I am working on analysis for an RNASeq experiment with the end goal of using DESeq2 to generate a list of differentially expressed genes. We have 4 biological replicates for 4 conditions (differing genotypes in mice). We have 50 bp single ended Illumina read sets, on total RNA (they had low input and needed to go with an UltraLow kit thus the total RNA rather than say pA selected/RiboZero).
I have run Salmon on the fastq files using a mouse GRCm38 v3 cDNA all fasta file as the source to build a Salmon index file, and have read counts at transcript level for every data set. We have compared this at first glance to a prior dataset from a similar prior experiment (I don't know much about the analysis for this prior exit) and the top expressed genes by count show anticipated overlap- literally just looking by eye) so things superficially seem to be heading in the right direction.
Here is the meat of the question, the manual for DESeq(2) is quite clear that they require raw counts as input, and they use a description of read counts mapped to gene i in sample j.
Salmon (and other similar tools, Sailfish, Kallisto) work at a transcript level counting mechanism- it would seem to be trivial to sum to the gene level, and I am having trouble convincing myself that this would be an error. E.G.- presumably any read with mapping quality sufficient to be called as mapping to, for instance, transcript 1 of gene X, will show up as a count there, whereas another read mapping to transcript 2 of gene X will show up under that transcript, but never be double counted. Thus, simply summing transcript counts to gene level should be straight forward and not introduce error.
However, I wonder if I am glossing over something (or simply naieve about this) that would bring to question the validity of this approach. The Salmon developers feel this is a valid even superior approach and state exactly this, but I find other discussions that seem to question this general approach, e.g. summing transcript to gene level counts - I note Kallisto and Salmon appear to operate using aproximately similar approaches and thus discussions relevant to one are probably relevant to the other.

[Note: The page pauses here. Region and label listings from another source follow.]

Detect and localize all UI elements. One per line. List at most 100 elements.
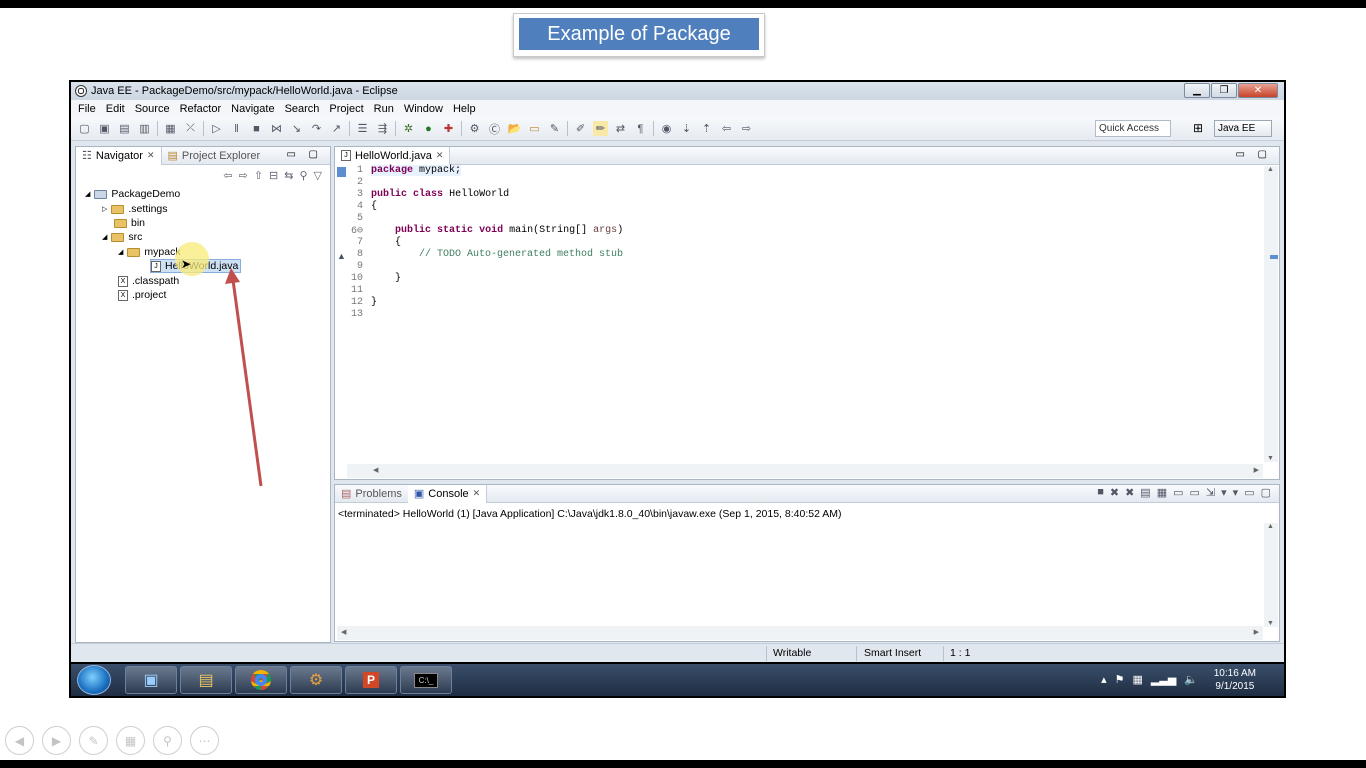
taskbar-library-app[interactable]: ▤ xyxy=(180,666,232,694)
menu-search[interactable]: Search xyxy=(285,103,320,115)
minimize-button[interactable]: ▁ xyxy=(1184,83,1210,98)
volume-icon[interactable]: 🔈 xyxy=(1184,673,1198,686)
view-menu-icon[interactable]: ▽ xyxy=(314,169,322,182)
tab-problems[interactable]: ▤ Problems xyxy=(335,485,408,503)
open-perspective-icon[interactable]: ⊞ xyxy=(1193,121,1203,135)
binary-icon[interactable]: ▦ xyxy=(163,121,178,136)
save-all-icon[interactable]: ▤ xyxy=(117,121,132,136)
display-console-icon[interactable]: ▾ xyxy=(1221,486,1227,499)
taskbar-powerpoint-app[interactable]: P xyxy=(345,666,397,694)
menu-file[interactable]: File xyxy=(78,103,96,115)
tab-project-explorer[interactable]: ▤ Project Explorer xyxy=(162,147,267,165)
scroll-lock-icon[interactable]: ▦ xyxy=(1157,486,1167,499)
skip-breakpoints-icon[interactable]: ⤫ xyxy=(183,121,198,136)
open-type-icon[interactable]: 📂 xyxy=(507,121,522,136)
print-icon[interactable]: ▥ xyxy=(137,121,152,136)
more-options-icon[interactable]: ⋯ xyxy=(190,726,219,755)
console-horizontal-scrollbar[interactable]: ◀ ▶ xyxy=(337,626,1263,640)
tab-navigator[interactable]: ☷ Navigator ✕ xyxy=(76,146,162,165)
back-icon[interactable]: ⇦ xyxy=(223,169,232,182)
maximize-icon[interactable]: ▢ xyxy=(309,149,318,160)
menu-source[interactable]: Source xyxy=(135,103,170,115)
tree-item-bin[interactable]: bin xyxy=(114,216,145,230)
see-all-slides-icon[interactable]: ▦ xyxy=(116,726,145,755)
maximize-icon[interactable]: ▢ xyxy=(1261,486,1271,499)
resume-icon[interactable]: ▷ xyxy=(209,121,224,136)
console-vertical-scrollbar[interactable]: ▲ ▼ xyxy=(1264,523,1278,627)
zoom-icon[interactable]: ⚲ xyxy=(153,726,182,755)
tree-item-project-file[interactable]: X .project xyxy=(118,288,166,302)
tree-item-classpath[interactable]: X .classpath xyxy=(118,274,179,288)
new-server-icon[interactable]: ⚙ xyxy=(467,121,482,136)
show-stderr-icon[interactable]: ▭ xyxy=(1190,486,1200,499)
step-into-icon[interactable]: ↘ xyxy=(289,121,304,136)
globe-icon[interactable]: ◉ xyxy=(659,121,674,136)
remove-all-icon[interactable]: ✖ xyxy=(1125,486,1134,499)
disconnect-icon[interactable]: ⋈ xyxy=(269,121,284,136)
show-whitespace-icon[interactable]: ¶ xyxy=(633,121,648,136)
taskbar-eclipse-app[interactable]: ⚙ xyxy=(290,666,342,694)
tree-item-mypack[interactable]: ◢ mypack xyxy=(118,245,181,259)
close-button[interactable]: ✕ xyxy=(1238,83,1278,98)
perspective-java-ee[interactable]: Java EE xyxy=(1214,120,1272,137)
filter-icon[interactable]: ⚲ xyxy=(299,169,307,182)
clock[interactable]: 10:16 AM 9/1/2015 xyxy=(1214,667,1256,693)
editor-vertical-scrollbar[interactable]: ▲ ▼ xyxy=(1264,166,1278,462)
tree-item-src[interactable]: ◢ src xyxy=(102,230,142,244)
search-icon[interactable]: ✎ xyxy=(547,121,562,136)
terminate-icon[interactable]: ■ xyxy=(249,121,264,136)
new-class-icon[interactable]: Ⓒ xyxy=(487,121,502,136)
tab-helloworld-java[interactable]: J HelloWorld.java ✕ xyxy=(335,146,451,165)
network-icon[interactable]: ▦ xyxy=(1133,673,1143,686)
start-button[interactable] xyxy=(77,665,111,695)
taskbar-explorer-app[interactable]: ▣ xyxy=(125,666,177,694)
block-selection-icon[interactable]: ⇄ xyxy=(613,121,628,136)
clear-console-icon[interactable]: ▤ xyxy=(1140,486,1150,499)
menu-project[interactable]: Project xyxy=(329,103,363,115)
pin-console-icon[interactable]: ⇲ xyxy=(1206,486,1215,499)
drop-frame-icon[interactable]: ☰ xyxy=(355,121,370,136)
close-icon[interactable]: ✕ xyxy=(473,488,481,499)
terminate-icon[interactable]: ■ xyxy=(1097,486,1104,499)
show-stdout-icon[interactable]: ▭ xyxy=(1173,486,1183,499)
remove-launch-icon[interactable]: ✖ xyxy=(1110,486,1119,499)
taskbar-chrome-app[interactable] xyxy=(235,666,287,694)
menu-navigate[interactable]: Navigate xyxy=(231,103,274,115)
previous-annotation-icon[interactable]: ⇡ xyxy=(699,121,714,136)
up-icon[interactable]: ⇧ xyxy=(254,169,263,182)
next-slide-icon[interactable]: ▶ xyxy=(42,726,71,755)
annotation-icon[interactable]: ✐ xyxy=(573,121,588,136)
tree-item-settings[interactable]: ▷ .settings xyxy=(102,202,168,216)
flag-icon[interactable]: ⚑ xyxy=(1115,673,1125,686)
maximize-icon[interactable]: ▢ xyxy=(1258,149,1267,160)
menu-help[interactable]: Help xyxy=(453,103,476,115)
close-icon[interactable]: ✕ xyxy=(147,150,155,161)
minimize-icon[interactable]: ▭ xyxy=(287,149,296,160)
menu-refactor[interactable]: Refactor xyxy=(180,103,222,115)
external-tools-icon[interactable]: ✚ xyxy=(441,121,456,136)
mark-occurrences-icon[interactable]: ✏ xyxy=(593,121,608,136)
signal-icon[interactable]: ▂▃▅ xyxy=(1151,673,1176,686)
open-console-icon[interactable]: ▾ xyxy=(1233,486,1239,499)
forward-icon[interactable]: ⇨ xyxy=(239,169,248,182)
tree-item-project[interactable]: ◢ PackageDemo xyxy=(85,187,180,201)
use-step-filters-icon[interactable]: ⇶ xyxy=(375,121,390,136)
step-return-icon[interactable]: ↗ xyxy=(329,121,344,136)
step-over-icon[interactable]: ↷ xyxy=(309,121,324,136)
close-icon[interactable]: ✕ xyxy=(436,150,444,161)
new-icon[interactable]: ▢ xyxy=(77,121,92,136)
next-annotation-icon[interactable]: ⇣ xyxy=(679,121,694,136)
show-hidden-icons-icon[interactable]: ▴ xyxy=(1101,673,1107,686)
minimize-icon[interactable]: ▭ xyxy=(1244,486,1254,499)
back-icon[interactable]: ⇦ xyxy=(719,121,734,136)
taskbar-cmd-app[interactable]: C:\_ xyxy=(400,666,452,694)
forward-icon[interactable]: ⇨ xyxy=(739,121,754,136)
menu-window[interactable]: Window xyxy=(404,103,443,115)
pen-icon[interactable]: ✎ xyxy=(79,726,108,755)
suspend-icon[interactable]: ‖ xyxy=(229,121,244,136)
collapse-all-icon[interactable]: ⊟ xyxy=(269,169,278,182)
run-icon[interactable]: ● xyxy=(421,121,436,136)
minimize-icon[interactable]: ▭ xyxy=(1236,149,1245,160)
editor-horizontal-scrollbar[interactable]: ◀ ▶ xyxy=(347,464,1263,478)
menu-run[interactable]: Run xyxy=(374,103,394,115)
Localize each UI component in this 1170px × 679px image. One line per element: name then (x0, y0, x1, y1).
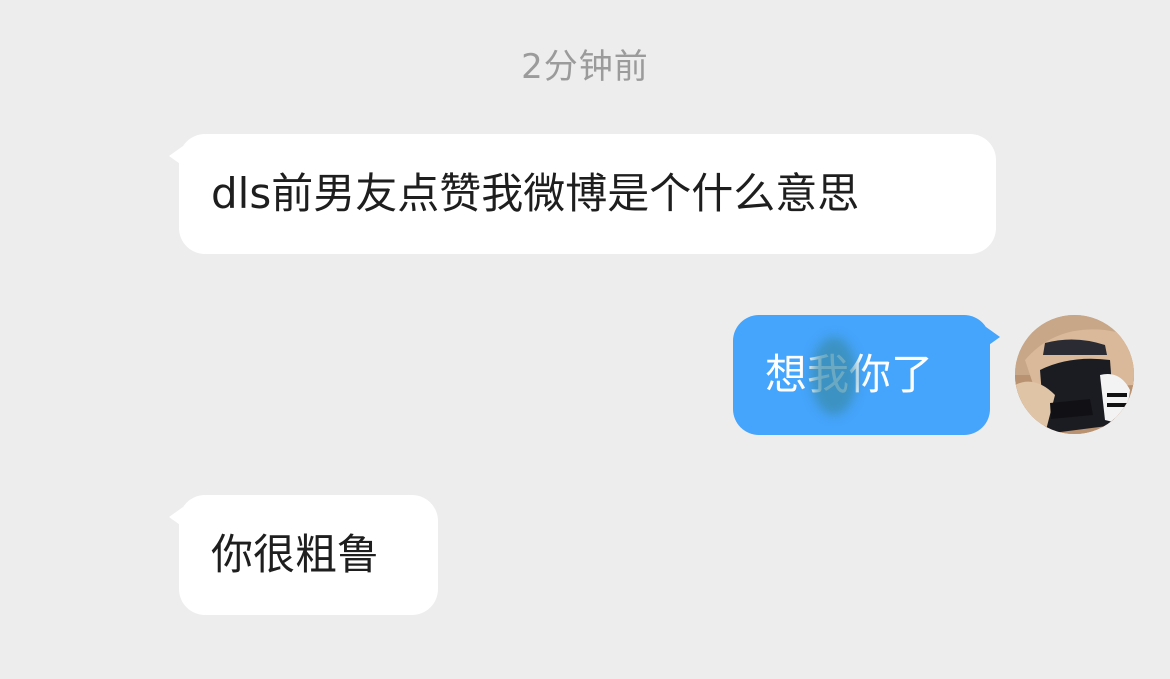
bubble-tail (169, 507, 183, 527)
message-text: dls前男友点赞我微博是个什么意思 (211, 169, 860, 218)
avatar-photo (1015, 315, 1134, 434)
incoming-message-bubble[interactable]: 你很粗鲁 (169, 495, 438, 615)
incoming-message-bubble[interactable]: dls前男友点赞我微博是个什么意思 (169, 134, 996, 254)
outgoing-message-bubble[interactable]: 想我你了 (733, 315, 1000, 435)
redaction-smudge (811, 337, 857, 415)
bubble-tail (986, 327, 1000, 347)
chat-timestamp: 2分钟前 (521, 47, 649, 87)
user-avatar-icon[interactable] (1015, 315, 1134, 434)
message-text: 你很粗鲁 (211, 530, 380, 579)
bubble-tail (169, 146, 183, 166)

Thoughts and discussion would be very helpful to me. I am happy to start over using a different mapping approach and have used Bowtie, tophat, cufflinks etc, but am very much liking the simplicity of approach in mapping only to transcripts and the speed with which this can be accomplished.
Thanks in advance for illumination and insight. I may (almost certainly) have glossed over or misrepresented a few things along the way in forming this question as this is a relatively new field to me.